This semester at the Margery Somers Foster Center there will be four Rutgers University students working on their respective research projects. With their combined effort, the MSFC is sure to be teeming with hard work and dedication. The four students and their projects, some coinciding with each other, are listed below.
Lauren Carboy is in her final semester of the Master of Library and Information Science Program at Rutgers online.
She is currently involved in a for-credit internship focusing in digital libraries. Her main project involves the Douglass Alumnae Oral History Project, which collects the stories of various Douglass Women’s College/NJC graduates throughout the years by way of interview. While additionally working on project organization, digitization, and transcription itself, Lauren plans on creating a short video documentary on one specific new interviewee, Susan Schwirk, and the unique story she has to tell. She hopes that working on the project and the video will display her digital, multimedia, and organizational skills positively, as well as giving her welcomed experience in digital humanities.

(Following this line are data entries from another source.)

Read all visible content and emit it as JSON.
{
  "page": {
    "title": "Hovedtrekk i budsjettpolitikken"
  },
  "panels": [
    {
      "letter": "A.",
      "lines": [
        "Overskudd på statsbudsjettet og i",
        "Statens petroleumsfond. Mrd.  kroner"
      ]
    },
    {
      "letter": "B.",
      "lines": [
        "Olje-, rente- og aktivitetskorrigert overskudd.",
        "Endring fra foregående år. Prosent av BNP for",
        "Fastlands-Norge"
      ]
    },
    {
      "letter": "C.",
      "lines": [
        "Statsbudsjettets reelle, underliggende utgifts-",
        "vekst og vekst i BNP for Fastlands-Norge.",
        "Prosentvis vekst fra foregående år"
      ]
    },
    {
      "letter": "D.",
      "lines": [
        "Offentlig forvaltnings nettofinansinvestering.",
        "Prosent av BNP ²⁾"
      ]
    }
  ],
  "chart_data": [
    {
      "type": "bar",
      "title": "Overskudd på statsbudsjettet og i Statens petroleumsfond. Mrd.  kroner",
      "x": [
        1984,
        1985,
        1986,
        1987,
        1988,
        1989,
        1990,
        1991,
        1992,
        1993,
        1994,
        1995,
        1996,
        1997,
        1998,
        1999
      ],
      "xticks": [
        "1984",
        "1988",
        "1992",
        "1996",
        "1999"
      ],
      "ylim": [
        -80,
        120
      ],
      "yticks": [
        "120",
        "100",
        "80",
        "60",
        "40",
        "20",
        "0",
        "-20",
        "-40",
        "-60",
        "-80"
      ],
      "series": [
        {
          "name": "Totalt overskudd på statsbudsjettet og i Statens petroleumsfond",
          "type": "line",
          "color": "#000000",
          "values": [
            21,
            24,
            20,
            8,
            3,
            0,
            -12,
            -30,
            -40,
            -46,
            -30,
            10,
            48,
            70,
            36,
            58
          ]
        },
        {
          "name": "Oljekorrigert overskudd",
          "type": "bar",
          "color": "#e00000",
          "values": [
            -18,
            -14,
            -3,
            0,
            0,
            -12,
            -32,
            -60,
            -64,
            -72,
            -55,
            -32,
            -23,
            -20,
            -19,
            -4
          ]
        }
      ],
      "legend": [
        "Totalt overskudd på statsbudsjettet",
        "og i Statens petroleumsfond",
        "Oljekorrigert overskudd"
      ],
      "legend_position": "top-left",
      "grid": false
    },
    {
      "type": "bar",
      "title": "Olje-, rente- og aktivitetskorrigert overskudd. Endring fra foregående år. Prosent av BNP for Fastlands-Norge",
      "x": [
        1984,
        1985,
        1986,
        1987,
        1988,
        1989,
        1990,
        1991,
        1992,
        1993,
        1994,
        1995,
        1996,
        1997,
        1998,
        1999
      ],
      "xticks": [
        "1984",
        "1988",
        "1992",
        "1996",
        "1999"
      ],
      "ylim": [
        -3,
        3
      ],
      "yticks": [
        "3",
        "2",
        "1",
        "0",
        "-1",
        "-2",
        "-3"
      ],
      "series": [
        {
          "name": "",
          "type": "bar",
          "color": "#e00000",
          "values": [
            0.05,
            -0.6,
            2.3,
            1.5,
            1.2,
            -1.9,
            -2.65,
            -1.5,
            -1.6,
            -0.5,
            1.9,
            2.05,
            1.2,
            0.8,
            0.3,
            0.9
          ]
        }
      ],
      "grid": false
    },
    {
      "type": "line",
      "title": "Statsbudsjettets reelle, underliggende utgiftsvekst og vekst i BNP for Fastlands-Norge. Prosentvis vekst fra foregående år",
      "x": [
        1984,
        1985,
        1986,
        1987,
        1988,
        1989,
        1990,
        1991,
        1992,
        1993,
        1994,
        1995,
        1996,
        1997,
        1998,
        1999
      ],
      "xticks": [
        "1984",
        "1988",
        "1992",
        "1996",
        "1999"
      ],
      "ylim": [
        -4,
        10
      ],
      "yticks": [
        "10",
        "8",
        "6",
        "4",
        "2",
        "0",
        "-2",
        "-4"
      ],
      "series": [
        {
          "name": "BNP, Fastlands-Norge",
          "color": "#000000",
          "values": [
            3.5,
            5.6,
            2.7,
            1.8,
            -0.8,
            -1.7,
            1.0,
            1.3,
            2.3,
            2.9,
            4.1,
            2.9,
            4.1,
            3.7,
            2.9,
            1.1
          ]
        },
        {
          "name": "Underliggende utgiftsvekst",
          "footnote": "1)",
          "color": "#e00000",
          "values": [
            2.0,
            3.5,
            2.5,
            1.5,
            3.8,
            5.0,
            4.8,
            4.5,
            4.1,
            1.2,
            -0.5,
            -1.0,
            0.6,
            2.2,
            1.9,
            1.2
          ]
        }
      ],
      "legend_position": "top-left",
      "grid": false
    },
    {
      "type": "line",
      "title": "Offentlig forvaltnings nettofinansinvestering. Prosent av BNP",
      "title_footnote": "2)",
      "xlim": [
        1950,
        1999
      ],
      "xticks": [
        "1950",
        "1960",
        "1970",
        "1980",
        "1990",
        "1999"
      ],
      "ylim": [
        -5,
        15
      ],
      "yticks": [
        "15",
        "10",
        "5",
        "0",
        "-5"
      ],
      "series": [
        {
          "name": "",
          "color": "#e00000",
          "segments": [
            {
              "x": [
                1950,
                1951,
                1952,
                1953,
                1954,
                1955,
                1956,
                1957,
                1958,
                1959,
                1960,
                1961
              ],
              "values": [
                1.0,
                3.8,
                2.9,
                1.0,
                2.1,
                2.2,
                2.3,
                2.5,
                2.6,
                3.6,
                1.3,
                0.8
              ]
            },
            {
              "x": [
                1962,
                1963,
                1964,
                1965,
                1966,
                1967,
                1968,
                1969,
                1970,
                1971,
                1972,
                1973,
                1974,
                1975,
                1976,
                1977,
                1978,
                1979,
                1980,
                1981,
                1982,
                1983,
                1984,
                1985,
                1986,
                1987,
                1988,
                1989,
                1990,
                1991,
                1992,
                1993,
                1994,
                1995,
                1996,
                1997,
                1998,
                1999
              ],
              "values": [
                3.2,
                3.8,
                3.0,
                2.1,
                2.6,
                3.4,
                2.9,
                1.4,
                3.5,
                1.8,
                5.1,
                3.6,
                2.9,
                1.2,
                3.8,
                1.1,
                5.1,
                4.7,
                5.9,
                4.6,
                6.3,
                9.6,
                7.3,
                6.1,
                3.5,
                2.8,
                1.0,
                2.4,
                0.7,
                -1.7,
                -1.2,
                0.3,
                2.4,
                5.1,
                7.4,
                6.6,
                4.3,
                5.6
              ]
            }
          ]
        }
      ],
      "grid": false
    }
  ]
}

Alex DelPriore is in his second semester of the on-campus MLIS program at Rutgers, with a planned specialization in Digital Libraries. He is currently exploring options for a virtual map and tour of the Mabel Smith Douglass Library, utilizing multimedia including 360° panorama views and video, to enable online users to familiarize themselves with the facilities, services, and spaces the library has to offer. Alex is also working on new potential formats and programs for a second mapping project of Douglass Campus which is fully explained in the next paragraph below.

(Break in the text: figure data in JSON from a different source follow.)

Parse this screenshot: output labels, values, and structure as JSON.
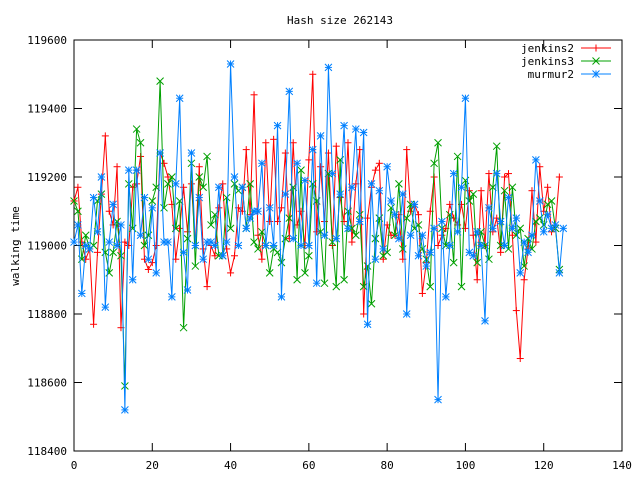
{
  "chart_data": {
    "type": "line",
    "title": "Hash size 262143",
    "xlabel": "",
    "ylabel": "walking time",
    "xlim": [
      0,
      140
    ],
    "ylim": [
      118400,
      119600
    ],
    "xticks": [
      0,
      20,
      40,
      60,
      80,
      100,
      120,
      140
    ],
    "yticks": [
      118400,
      118600,
      118800,
      119000,
      119200,
      119400,
      119600
    ],
    "grid": false,
    "legend": "top-right",
    "series": [
      {
        "name": "jenkins2",
        "color": "#ff0000",
        "marker": "plus",
        "values": [
          119130,
          119170,
          119010,
          118960,
          118990,
          118770,
          118980,
          119150,
          119320,
          119100,
          119060,
          119230,
          118760,
          119010,
          119000,
          119170,
          119180,
          119260,
          118960,
          118930,
          118950,
          119000,
          119270,
          119240,
          119200,
          119120,
          118960,
          119050,
          119170,
          119040,
          119180,
          119000,
          119230,
          118990,
          118880,
          119000,
          118970,
          119110,
          119180,
          118990,
          118920,
          118970,
          119110,
          119100,
          119280,
          119090,
          119440,
          119030,
          118960,
          119300,
          119070,
          119310,
          119070,
          119110,
          119270,
          119020,
          119300,
          119060,
          119100,
          119000,
          119250,
          119500,
          119040,
          119230,
          119070,
          119270,
          119000,
          119290,
          119140,
          119070,
          119300,
          119010,
          119180,
          119280,
          118800,
          119080,
          119170,
          119220,
          119240,
          118960,
          119060,
          119030,
          119030,
          119090,
          118960,
          119280,
          119100,
          119120,
          119090,
          118860,
          118950,
          119100,
          119200,
          119000,
          119030,
          119050,
          119120,
          119080,
          119060,
          119120,
          119050,
          119160,
          119030,
          118900,
          119160,
          119000,
          119210,
          119040,
          119080,
          118980,
          119200,
          119210,
          119030,
          118810,
          118670,
          118900,
          118990,
          119160,
          119010,
          119230,
          119100,
          119170,
          119040,
          119060,
          119200
        ]
      },
      {
        "name": "jenkins3",
        "color": "#00a000",
        "marker": "x",
        "values": [
          119130,
          119100,
          118960,
          119030,
          118990,
          119000,
          119130,
          119150,
          118980,
          118920,
          118980,
          119070,
          118970,
          118590,
          119180,
          119050,
          119340,
          119300,
          119000,
          119030,
          119130,
          119170,
          119480,
          119110,
          119180,
          119200,
          119050,
          119130,
          118760,
          119020,
          119240,
          118940,
          119200,
          119170,
          119260,
          119060,
          119090,
          118970,
          118970,
          119140,
          119050,
          119180,
          119160,
          119170,
          119050,
          119180,
          119010,
          118990,
          119040,
          119000,
          118920,
          118990,
          118980,
          118950,
          119020,
          119080,
          119170,
          118900,
          119220,
          118920,
          118970,
          119180,
          119130,
          119040,
          118890,
          119210,
          119010,
          118880,
          119250,
          118900,
          119100,
          119050,
          119030,
          119090,
          118880,
          118940,
          118830,
          119020,
          119080,
          118970,
          118980,
          119110,
          119030,
          119180,
          118990,
          119080,
          119120,
          119050,
          119060,
          118990,
          118960,
          118880,
          119240,
          119300,
          119050,
          119000,
          119090,
          118950,
          119260,
          118880,
          119190,
          119130,
          119150,
          118950,
          119040,
          119000,
          118960,
          119170,
          119290,
          119000,
          119160,
          118990,
          119170,
          119030,
          119050,
          118940,
          119020,
          118990,
          119070,
          119080,
          119060,
          119120,
          119130,
          119050,
          118930
        ]
      },
      {
        "name": "murmur2",
        "color": "#0080ff",
        "marker": "star",
        "values": [
          119010,
          119060,
          118860,
          119000,
          118990,
          119140,
          119040,
          119200,
          118820,
          119010,
          119120,
          119000,
          119060,
          118520,
          119220,
          118900,
          119220,
          119030,
          119140,
          118960,
          119110,
          118920,
          119270,
          119010,
          119010,
          118850,
          119180,
          119430,
          118980,
          118870,
          119270,
          119000,
          119140,
          118960,
          119010,
          119010,
          119000,
          119170,
          118970,
          119010,
          119530,
          119200,
          119000,
          119170,
          119050,
          119080,
          119100,
          119100,
          119240,
          119000,
          119110,
          119000,
          119350,
          118850,
          119150,
          119450,
          119020,
          119240,
          119000,
          119190,
          119000,
          119280,
          118890,
          119320,
          119030,
          119520,
          119210,
          119020,
          119150,
          119350,
          119050,
          119170,
          119340,
          119070,
          119330,
          118770,
          119180,
          118960,
          119160,
          118990,
          119230,
          119130,
          119090,
          119020,
          119150,
          118800,
          119030,
          119120,
          118970,
          119030,
          118940,
          118980,
          119050,
          118550,
          119070,
          118850,
          119000,
          119210,
          119040,
          119170,
          119430,
          118980,
          118970,
          119040,
          119000,
          118780,
          119110,
          119050,
          119210,
          119070,
          119000,
          119140,
          119050,
          119080,
          118920,
          119010,
          118980,
          119030,
          119250,
          119130,
          119040,
          119090,
          119050,
          119060,
          118920,
          119050
        ]
      }
    ]
  }
}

Along with Lauren and Alex, there are two Aresty students working within the Margery Somers Foster Center. Kelly Y. Jin is a Douglass Residential College student who plans to graduate in 2017.
She is majoring in computer science, and her project is entitled “Mapping Douglass Campus with Douglass Women’s Narratives: 1930’s through 1960’s.” In collaboration with the Douglass Alumnae Oral History Project, the assignment will take information from the interviews about buildings, landmarks, and physical spaces that were valued by the students on campus, and map them on an interactive map of Douglass Campus. The project will surely create an experiential narrative of college spaces over the course of four decades. It will also examine the women’s liberation movement in the 1960’s and the changes that amassed from it.
The second Aresty student is Aya Sakar, a senior double majoring in English and History with a minor in Women’s and Gender Studies.
Aya is working on yet another project, entitled “Perspectives on Diversity and Multiculturalism on Douglass Campus from the 1930’s to the 1980’s.”This project hopes to illustrate how Douglass became a diverse and multicultural community, putting its focus on Rutgers black student protests, civil rights activism in the 1960’s, and showing how diversity affected campus culture with its influence on policies, student life, and the enrollment and hiring processes. The project will demonstrate Aya’s researching skills, as well as her digital and multimedia knowledge production skills.